■ MAE today

この欄には当研究所の近況や、今思うことなどを概ね1回/月のペースで気ままに書いていこうと思っています。どうぞお気軽にお読みください。    → MAE board

03.06:レストランでのちょっとした思いつきです。

メニューに思う

今月は設計の同業者に対して聞いて欲しい話なんですが、みなさんは住宅の設計で一般の建築には素人の方が相談に来られたとき最初にどのような話をされてますか?特にプレハブや建売などと比較して出来上がりや進め方などがまったく違う事に対してです。
今まではとりわけ意識しなかったのですが、デザイナーや建築家ブームとも言える昨今、改めて最初にきちんと話したいのですが、しかしどう言えばいいのか、それをこの間レストランのメニューを見ていてふと思いついたのです。
その思いつきとは?

例えばプレハブ住宅はその店定番のお薦めコース料理。
コースはもう限定されているが、メニューを見てもどんな食材でどんな味付けかが大体経験上わかるもので、更には写真や見本まで用意されていて安心して注文できる。
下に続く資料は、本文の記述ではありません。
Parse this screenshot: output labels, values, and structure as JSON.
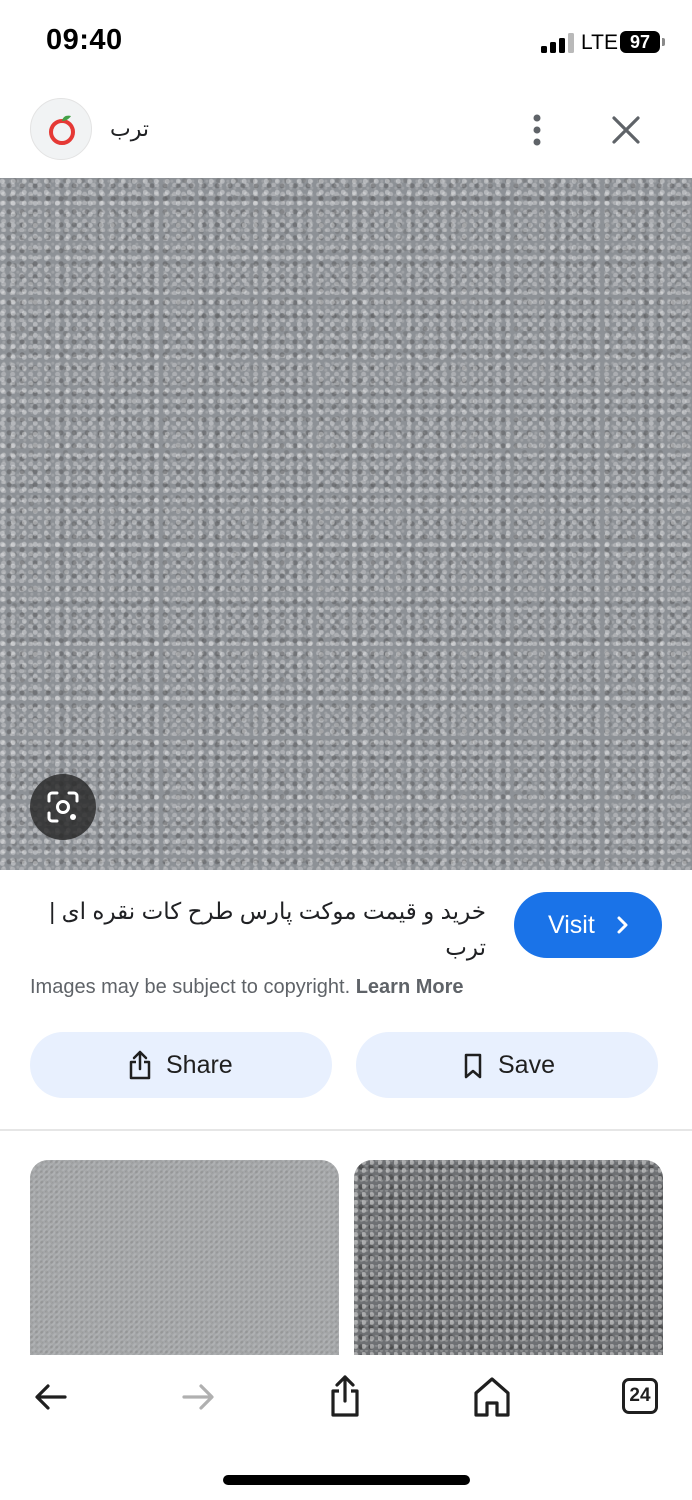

一品ずつ頼むより割安で、特別美味しくもないがまずくもなく、一通りデザートまで用意されているので、いったん注文すれば後は自動的に出てきて煩わしさがない。ただ「ちょっと塩を多目に」なんて頼むと追加料金が発生したりするが、もちろんその時の空腹感は満たされる。

かたや、メニューを見てもいったいどんな料理かわからないものがある。(海外でのレストランでご経験ないですか?)何とか肉か魚などの食材がわかってもその味付けまでわからない。美味いのかまずいのか。
尋ねると丁寧な答えが返ってくるが専門用語もありわからないことが多いし、値段は高めだし、中には時価なんてものもある(?)
メニューは多かったり少なかったりいろいろだが、いろんな組み合わせは自由でその場所その時間でのベストなものをコーディネートしてくれるので、お任せにしてこの上なく満足する人もいるけど、基本的には一つ一つ説明を聞きながら自分にとって最適なものを判断して注文していかないといけない。時には注文しても反対されたりするし、正直ちょっとしんどい。
大体は予算と基本的なところだけだけ言って、あと細かいところはお任せ、というのがほとんどであろう。

家造りそのものに対する姿勢によっても違うのでしょうが、多くの人が建築家に頼めば多分こういう感覚なんじゃないだろうかと思ったのです。
出てくるまでわからない不安はあるけれど、やはり食べれば美味しいし、それまでの悩んで苦労した過程と相まって本当に心の底から満足する食事ができるのだと思います。
結局はその人に合うかどうかなんですが、今後打診に来られたら最初にこの話をしてみようと思うのですが、いかが思われますか?

そしてやはり言いたいのは家づくりの場合はその味と何十年と付き合わないといけないと言う事です。そう考えたとき前者のようなお決まりの味で良いのか?後者のように思わぬ隠し味に遭遇したり、年々熟成していくような味を楽しんだり、果たしてどちらが良いのか?それが第1回目の食事で決まるのです。